NVIDIA’s GeForce FX is the company’s first foray into TSMC’s 0.13-micron process, which is often fingered as the source of GeForce FX’s numerous delays. It’s no so much the use of 0.13-micron (with copper interconnects) that’s the culprit; rather it’s believed that TSMC’s difficulties with low-k dielectric are the primary cause. Low-k dielectric is a material used to shield the wiring within a chip, reducing electrical crosstalk.

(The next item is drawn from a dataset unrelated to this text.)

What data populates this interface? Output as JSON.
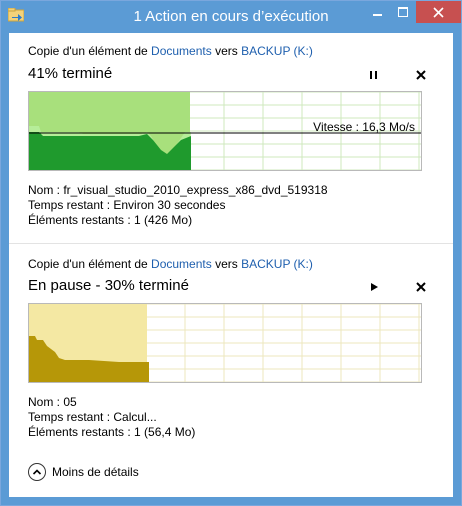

As more and more circuits are packed tighter within chips like GeForce FX, these circuits start to generate interference in one another. Low-k dielectric prevents this from occurring, allowing electronic signals to move cleaner and faster. When GeForce FX was originally conceived it’s widely rumored that it was intended to be built with TSMC’s 0.13-micron process with low-k dielectric. But when TSMC couldn’t get good yields out of its low-k dielectric process, NVIDIA had to scrap the idea. With GeForce FX’s 125 million transistors (versus 63 million in GeForce 4 and 110 million in RADEON 9700), the chip is the most complicated design to come out of TSMC. Complicating matters even further is the chip’s 500MHz core clock frequency, which is also higher than any other graphics processor to date.
It is widely believed that NVIDIA was counting on a 0.13-micron design with low-k dielectric to make GeForce FX’s breakthrough clock frequencies possible. When low-k dielectric wasn’t ready, NVIDIA pressed ahead without it. As a result, NVIDIA has had a hard time getting good yields out of GeForce FX 5800 Ultra parts, which explains why NVIDIA has had such a hard time supplying the retail and OEM segments with cards. Unless TSMC is able to implement low-k dielectric or improve its existing 0.13-micron process, GeForce FX 5800 Ultra may never make it beyond limited availability.
8-Pixel Pipeline or 4?
Another more recent source of controversy surrounding GeForce FX has been the number of pixel pipelines it contains. At launch NVIDIA was proud to boast GeForce FX’s “8 pixels/clock rendering pipeline”. Everyone assumed NVIDIA was referring to an 8-pixel pipeline with 1 texture unit per pipe configuration similar to what ATI has employed in its RADEON 9700 architecture. However, when GeForce FX cards made their way into reviewers hands it was discovered that GeForce FX performed similarly to the 4-pixel pipeline architecture used in GeForce4 in some situations.
Everything really came into the spotlight when NVIDIA voiced its displeasure with the game tests used in FutureMark’s 3DMark 03 synthetic benchmark, specifically game test 1. To quote an NVIDIA whitepaper on the topic:
“For any given frame in the scene, up to 90% of the pixels in the frame are single textured. This occurs because the majority of the scene is the low poly-count, single textured “skybox”, painted to look like sky and clouds. The documentation for 3DMark03 gives some detail about the four-layer multitexture used on the airplanes. Regrettably, all this effort is lost on the fact that the airplanes cover so few pixels on the screen to make these four layers of multitexture completely insignificant. Game Test 1 is, essentially, a single texture fill rate test. No modern games, even DX7 games, are completely dominated by this kind of simple rendering technique.”